Whilst Corbyn and Brexit are major factors in accelerating this electoral shift, it’s actually a long term trend. Go back to 1997 and watch the Labour majorities in many of these seats fall consistently over the years. In Mansfield 20,000 became eleven, which became six, five and then gone. Twenty years of change, not just a recent phenomenon. The author admits that Labour never even once during her tenure thought to do focus groups in these ‘heartland’ seats. They took them for granted, and only realised too late that their hold wasn’t so firm as they’d thought.
In closing, Mattinson draws conclusions for the future, including what impact Covid might have on people’s electoral decisions (a whole new book in itself, one would imagine) concluding that views on Government and leadership had definitely changed, with the unprecedented health crisis leaving the PM on tricky ground. However she also noted that it had not yet changed the voting intention of the ‘red-wallers’ she met, with many sympathetic to the impossible challenge of keeping everyone happy through coronavirus, or saying that ‘true blue patriotism’ still left him head and shoulders above the Labour Party.
This is true in my experience too. I haven’t yet experienced any real shift back towards Labour in my own constituency, despite the obvious challenges and problems in fighting the virus. Keir Starmer has an awful lot to prove if he is to break through the barriers erected against Labour’s most recent incarnation in the Red Wall.
She proposes some aims for Starmer’s leadership. Number one: ‘Laying out what he believes in’. So far it seems Labour’s leader has still not recognised the frustrations of many working class voters on issues of culture. He took the knee for Black Lives Matter and spoke at his conference last week of a ‘systemic racism’, which seems to imply our country as a whole is racist and flies in the face of the pride in Britain; the patriotism that is described in the book. In my view there is a long way to go if they are to break through and claw those voters back...but then we live in unprecedented times.
Number two: prove they can be trusted with the economy, a tough nut to crack perhaps and particularly in opposition.
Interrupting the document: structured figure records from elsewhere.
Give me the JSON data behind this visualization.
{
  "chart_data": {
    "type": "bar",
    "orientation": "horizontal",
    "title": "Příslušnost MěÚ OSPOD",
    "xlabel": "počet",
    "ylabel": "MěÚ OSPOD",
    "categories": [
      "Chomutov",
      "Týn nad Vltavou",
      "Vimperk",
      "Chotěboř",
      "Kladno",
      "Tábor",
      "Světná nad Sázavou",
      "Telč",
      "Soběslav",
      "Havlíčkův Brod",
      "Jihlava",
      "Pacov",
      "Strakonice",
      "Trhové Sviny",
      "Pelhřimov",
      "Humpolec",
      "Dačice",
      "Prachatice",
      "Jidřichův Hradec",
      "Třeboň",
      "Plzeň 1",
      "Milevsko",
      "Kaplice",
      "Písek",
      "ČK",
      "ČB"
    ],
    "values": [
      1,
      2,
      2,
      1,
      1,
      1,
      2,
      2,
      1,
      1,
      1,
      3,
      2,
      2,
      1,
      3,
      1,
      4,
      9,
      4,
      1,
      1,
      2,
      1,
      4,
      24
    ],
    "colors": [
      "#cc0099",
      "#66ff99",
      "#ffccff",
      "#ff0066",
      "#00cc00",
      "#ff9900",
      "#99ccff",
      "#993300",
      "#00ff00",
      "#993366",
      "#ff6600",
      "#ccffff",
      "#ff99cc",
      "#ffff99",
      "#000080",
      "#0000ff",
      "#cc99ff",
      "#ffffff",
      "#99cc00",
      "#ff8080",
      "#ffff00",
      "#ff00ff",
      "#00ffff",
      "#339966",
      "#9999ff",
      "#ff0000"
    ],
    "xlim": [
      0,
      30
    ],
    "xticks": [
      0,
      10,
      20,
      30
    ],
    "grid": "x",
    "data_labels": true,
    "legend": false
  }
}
Three and four are about getting back in touch with working class voters and addressing this perception of the North/South divide, whilst five is to ‘lay out a positive vision for Britain’.
These are probably fairly pertinent goals, and I think that all are actually inextricably linked. My own advice would be this: rebalancing the economy in favour of the north is vital to helping those voters feel like they are getting their fair share, it’s a ‘must’. But don’t underestimate the importance of British culture and working class values too. One will not be enough without the other and Keir Starmer is going to have to make big policy calls on issues like immigration, where expectations from red wall voters will likely be in total opposition with those of his members. Many big calls and tough tests lie ahead if he is to win their trust.
Ben Bradley is the Conservative MP for Mansfield.